The U.S. has called the PYD/PKK a "reliable ally" in its fight against Daesh, despite strong protests by Turkey, protests reiterated during U.S. Secretary of State Rex Tillerson's visit to Ankara this week.
The terrorist campaign by the PKK, which is listed as a terrorist group by Turkey, the U.S., and the EU, has killed some 1,200 people since July 2015 alone.
Yıldırım also said that both Ankara and Berlin were willing to mend relations.
"The important thing is to display willingness in repairing relations. I see both the willingness and the effort on both Turkish and German sides," he said in an interview to German news agency DPA.
Speaking about the release of German journalist Deniz Yücel, he said: "It is not a matter that could poison or negatively affect our relations."
Yildirim also called on the German government to put behind the tensions which had accelerated during the past few months. "The elections are now over, the referendum is over.

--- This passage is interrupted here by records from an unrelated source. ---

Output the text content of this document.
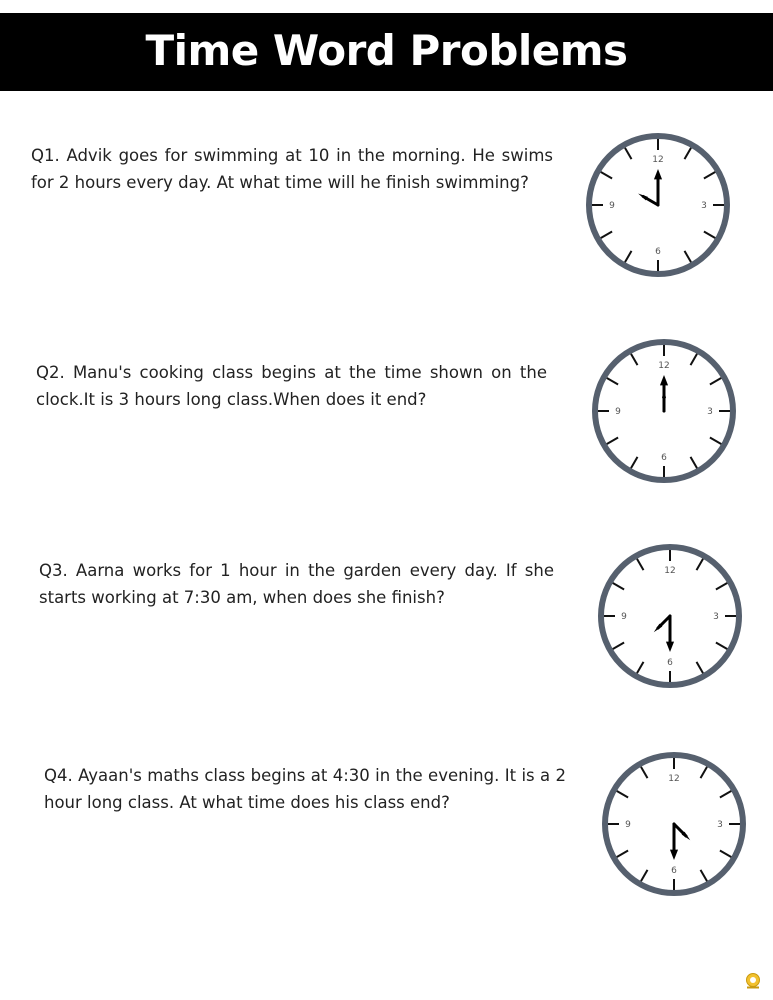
Time Word Problems
Q1. Advik goes for swimming at 10 in the morning. He swims for 2 hours every day. At what time will he finish swimming?
Q2. Manu's cooking class begins at the time shown on the clock.It is 3 hours long class.When does it end?
Q3. Aarna works for 1 hour in the garden every day. If she starts working at 7:30 am, when does she finish?
Q4. Ayaan's maths class begins at 4:30 in the evening. It is a 2 hour long class. At what time does his class end?
12
3
6
9
12
3
6
9
12
3
6
9
12
3
6
9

The difficulties that emerged are now left behind."
Yıldırım said there are 3,064 Turkish prisoners languishing in Germany. "It does not matter whether they are political [arrests] or not as long as they are in prison."
Ties between Ankara and Berlin have been strained since the defeated coup in Turkey in 2016, as Turkish politicians heavily criticized their German counterparts for failing to show strong solidarity with Turkish government against the attempted military takeover.
Ankara slammed Berlin for granting asylum to several coup suspects, turning a blind eye to outlawed groups and terrorist organizations like PKK and FETÖ, which use Germany as a platform for their fund-raising, recruitment and propaganda activities.